Forecasters with the National Weather Service expect 4 to 6 inches of snow to fall late tomorrow into Thursday night, though computer models are still unclear about exactly how much to expect.
If the storm hits just right, it could dump 10 inches on the city, according to a more aggressive snowfall model.

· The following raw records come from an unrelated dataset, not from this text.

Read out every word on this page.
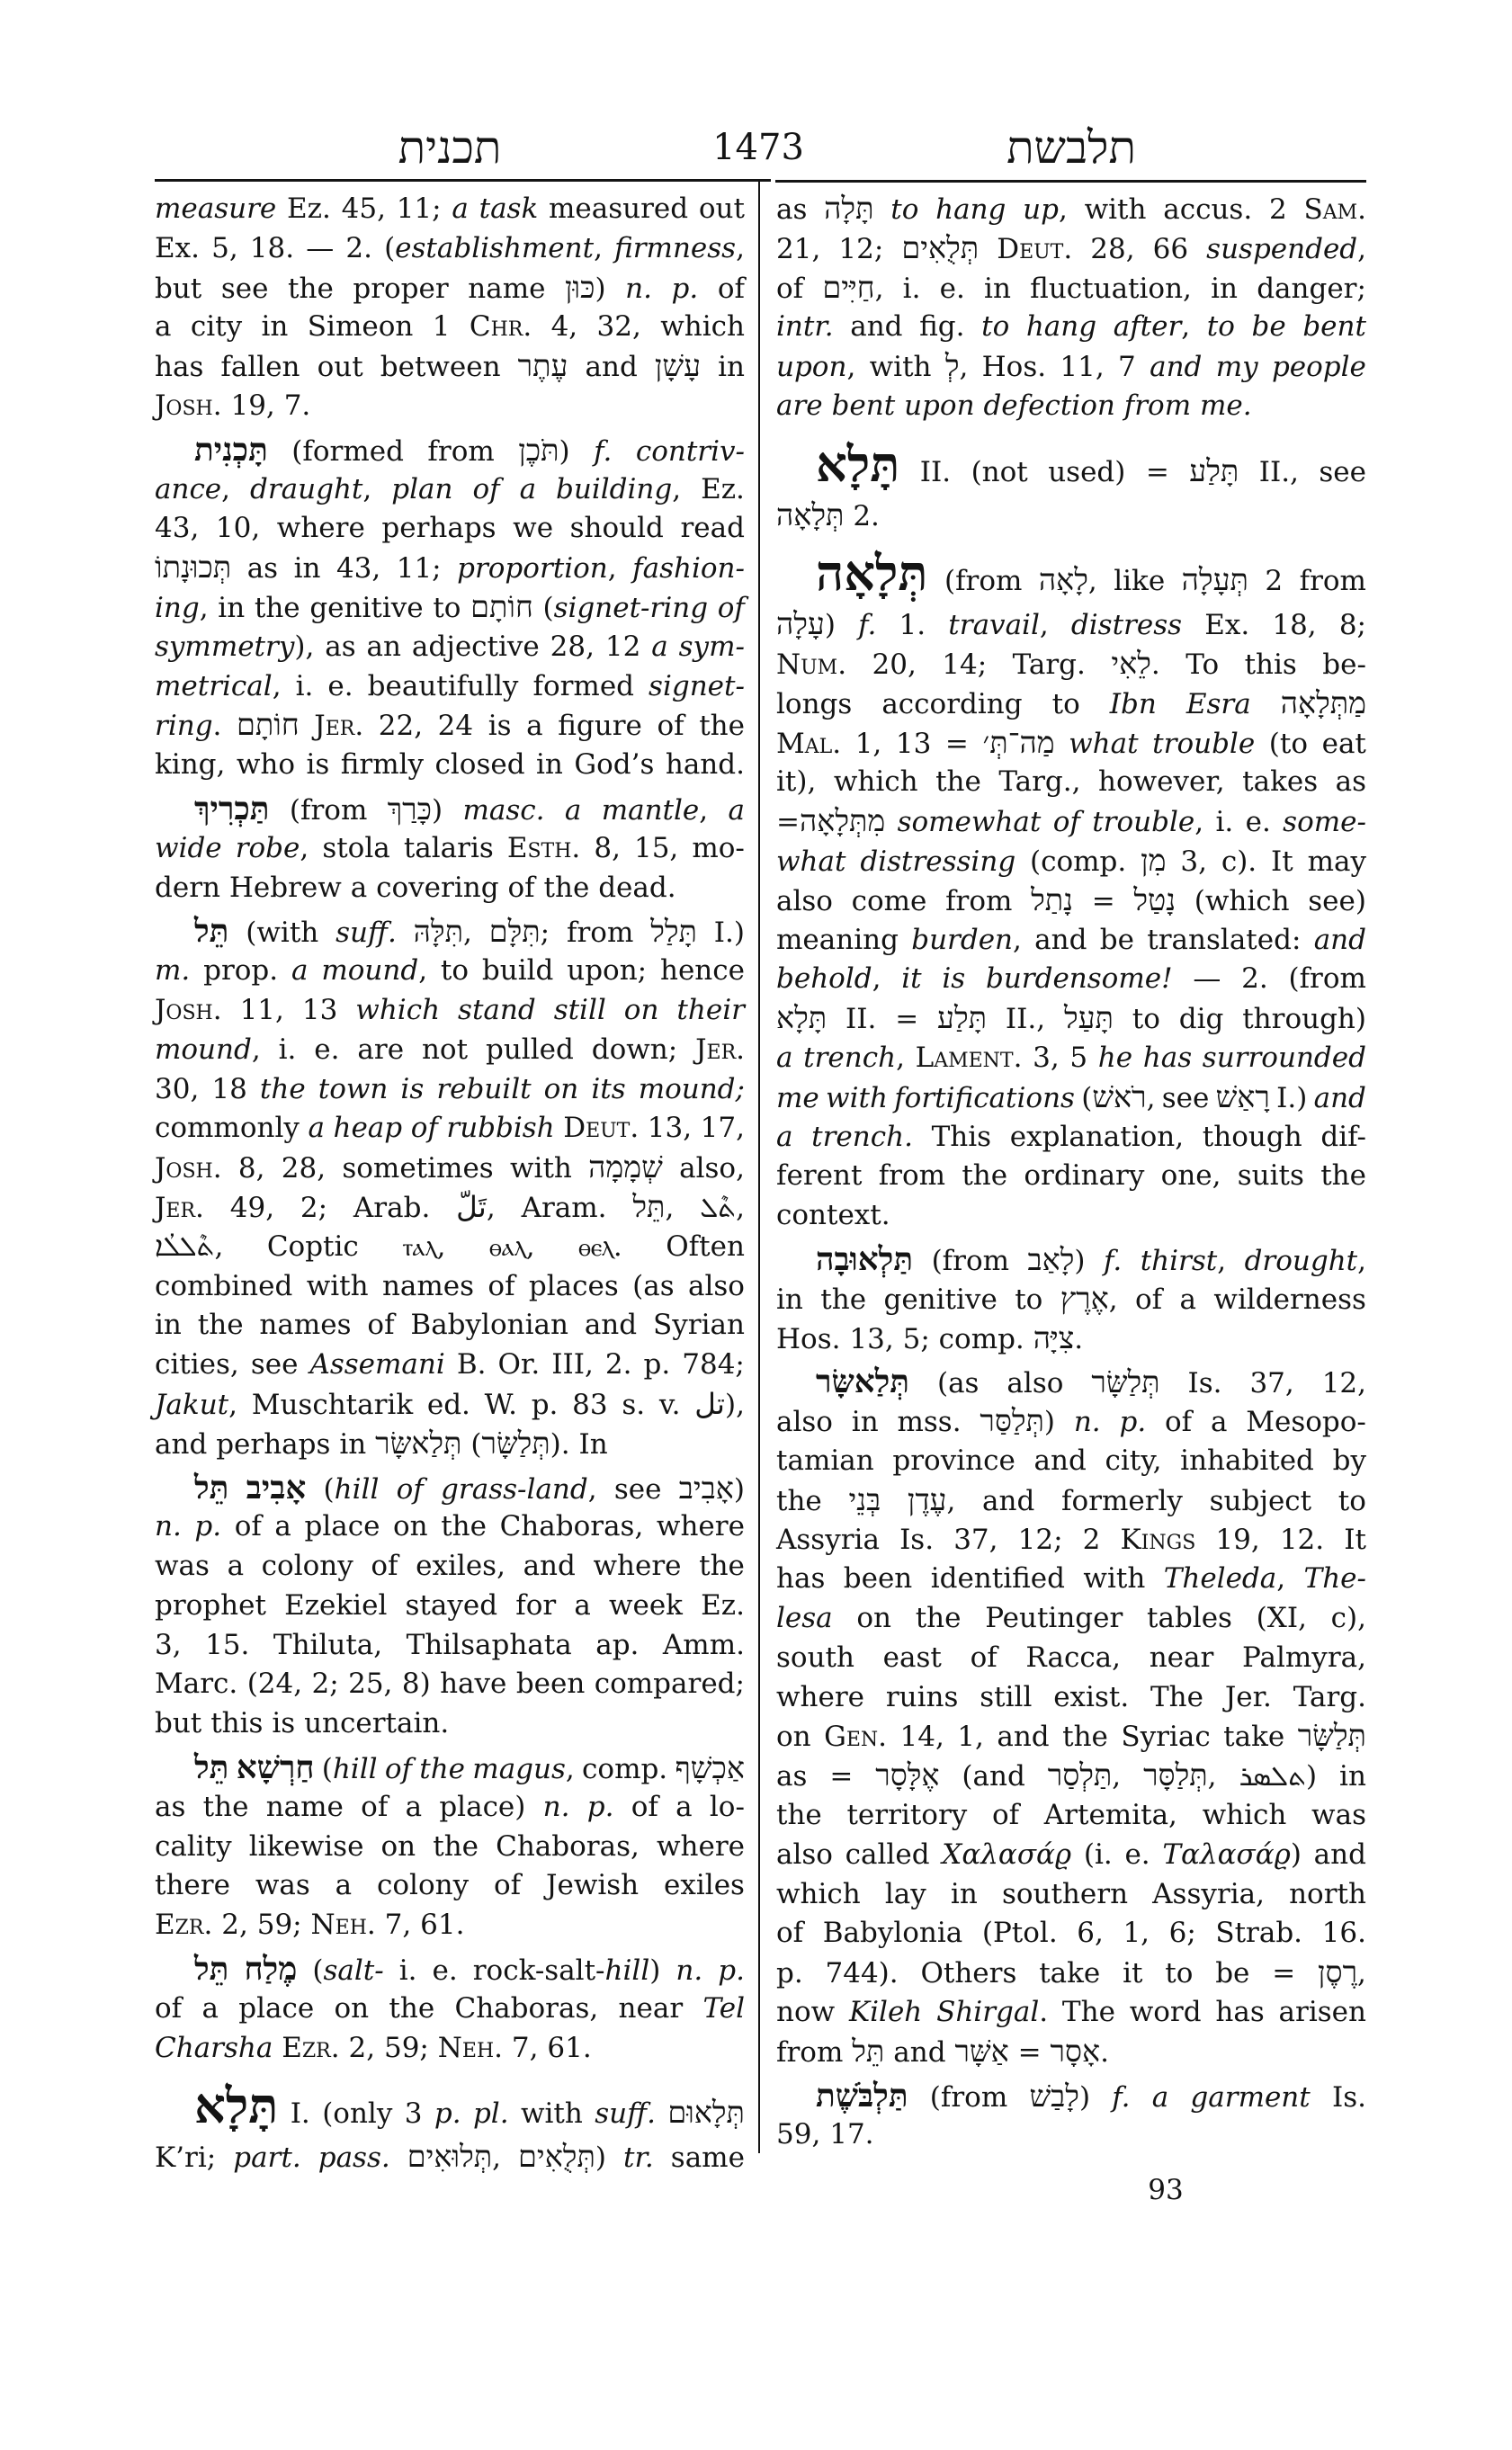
תכנית	1473	תלבשת
measure Ez. 45, 11; a task measured out
Ex. 5, 18. — 2. (establishment, firmness,
but see the proper name כּוּן) n. p. of
a city in Simeon 1 Chr. 4, 32, which
has fallen out between עֶתֶר and עָשָׁן in
Josh. 19, 7.
תָּכְנִית (formed from תֹּכֶן) f. contriv-
ance, draught, plan of a building, Ez.
43, 10, where perhaps we should read
תְּכוּנָתוֹ as in 43, 11; proportion, fashion-
ing, in the genitive to חוֹתָם (signet-ring of
symmetry), as an adjective 28, 12 a sym-
metrical, i. e. beautifully formed signet-
ring. חוֹתָם Jer. 22, 24 is a figure of the
king, who is firmly closed in God’s hand.
תַּכְרִיךְ (from כָּרַךְ) masc. a mantle, a
wide robe, stola talaris Esth. 8, 15, mo-
dern Hebrew a covering of the dead.
תֵּל (with suff. תִּלָּהּ, תִּלָּם; from תָּלַל I.)
m. prop. a mound, to build upon; hence
Josh. 11, 13 which stand still on their
mound, i. e. are not pulled down; Jer.
30, 18 the town is rebuilt on its mound;
commonly a heap of rubbish Deut. 13, 17,
Josh. 8, 28, sometimes with שְׁמָמָה also,
Jer. 49, 2; Arab. تَلّ, Aram. תֵּל, ܬܶܠ,
ܬܶܠܠܳܐ, Coptic ⲧⲁⲗ, ⲑⲁⲗ, ⲑⲉⲗ. Often
combined with names of places (as also
in the names of Babylonian and Syrian
cities, see Assemani B. Or. III, 2. p. 784;
Jakut, Muschtarik ed. W. p. 83 s. v. تل),
and perhaps in תְּלַאשָּׂר (תְּלַשָּׂר). In
תֵּל אָבִיב (hill of grass-land, see אָבִיב)
n. p. of a place on the Chaboras, where
was a colony of exiles, and where the
prophet Ezekiel stayed for a week Ez.
3, 15. Thiluta, Thilsaphata ap. Amm.
Marc. (24, 2; 25, 8) have been compared;
but this is uncertain.
תֵּל חַרְשָׁא (hill of the magus, comp. אַכְשָׁף
as the name of a place) n. p. of a lo-
cality likewise on the Chaboras, where
there was a colony of Jewish exiles
Ezr. 2, 59; Neh. 7, 61.
תֵּל מֶלַח (salt- i. e. rock-salt-hill) n. p.
of a place on the Chaboras, near Tel
Charsha Ezr. 2, 59; Neh. 7, 61.
תָּלָא I. (only 3 p. pl. with suff. תְּלָאוּם
K’ri; part. pass. תְּלוּאִים, תְּלֻאִים) tr. same
as תָּלָה to hang up, with accus. 2 Sam.
21, 12; תְּלֻאִים Deut. 28, 66 suspended,
of חַיִּים, i. e. in fluctuation, in danger;
intr. and fig. to hang after, to be bent
upon, with לְ, Hos. 11, 7 and my people
are bent upon defection from me.
תָּלָא II. (not used) = תָּלַע II., see
תְּלָאָה 2.
תְּלָאָה (from לָאָה, like תְּעָלָה 2 from
עָלָה) f. 1. travail, distress Ex. 18, 8;
Num. 20, 14; Targ. לֵאִי. To this be-
longs according to Ibn Esra מַתְּלָאָה
Mal. 1, 13 = מַה־תְּ׳ what trouble (to eat
it), which the Targ., however, takes as
=מִתְּלָאָה somewhat of trouble, i. e. some-
what distressing (comp. מִן 3, c). It may
also come from נָתַל = נָטַל (which see)
meaning burden, and be translated: and
behold, it is burdensome! — 2. (from
תָּלָא II. = תָּלַע II., תָּעַל to dig through)
a trench, Lament. 3, 5 he has surrounded
me with fortifications (רֹאשׁ, see רָאַשׁ I.) and
a trench. This explanation, though dif-
ferent from the ordinary one, suits the
context.
תַּלְאוּבָה (from לָאַב) f. thirst, drought,
in the genitive to אֶרֶץ, of a wilderness
Hos. 13, 5; comp. צִיָּה.
תְּלַאשָּׂר (as also תְּלַשָּׂר Is. 37, 12,
also in mss. תְּלַסַּר) n. p. of a Mesopo-
tamian province and city, inhabited by
the בְּנֵי עֶדֶן, and formerly subject to
Assyria Is. 37, 12; 2 Kings 19, 12. It
has been identified with Theleda, The-
lesa on the Peutinger tables (XI, c),
south east of Racca, near Palmyra,
where ruins still exist. The Jer. Targ.
on Gen. 14, 1, and the Syriac take תְּלַשָּׂר
as = אֶלָּסָר (and תַּלְסַר, תְּלַסָּר, ܬܠܣܪ) in
the territory of Artemita, which was
also called Χαλασάϱ (i. e. Ταλασάϱ) and
which lay in southern Assyria, north
of Babylonia (Ptol. 6, 1, 6; Strab. 16.
p. 744). Others take it to be = רֶסֶן,
now Kileh Shirgal. The word has arisen
from תֵּל and אַשָּׁר = אָסָר.
תַּלְבֹּשֶׁת (from לָבַשׁ) f. a garment Is.
59, 17.
93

“The big question will be how strong and how close it will get to us,” National Weather Service meteorologist Eleanor Vallier-Talbot told the Herald. “Even if the storm stays offshore we will get some effects — snow, wind, and it just so happens we are at astronomical high tides.”
Most snow will fall over southeast Massachusetts, particularly a stretch from Plymouth to Falmouth, and Rhode Island, Vallier-Talbot said.
The storm will be sandwiched with more bitter cold.
Continuing single-digit cold this morning prompted schools in the Concord-Carlisle district, Everett, Tyngsboro, Lawrence and Peabody to delay classes by two hours.
Today’s high temperatures will reach the upper teens, and tomorrow will reach the upper 20s and remain warmer than recent temperatures for the duration of the storm.
The cold returns when the storm passes late Thursday.
Friday’s daytime high of 14 will lead to negative singledigit lows Friday night — amplified by strong 15 to 25 mph winds to put wind chills at minus 20.
Forecasters are warning that the “prolonged bitter cold” through next weekend can lead to “freeze-up ice jams” on interior New England waterways that can cause flooding. Sea ice in harbors, bays and inlets are also a possibility.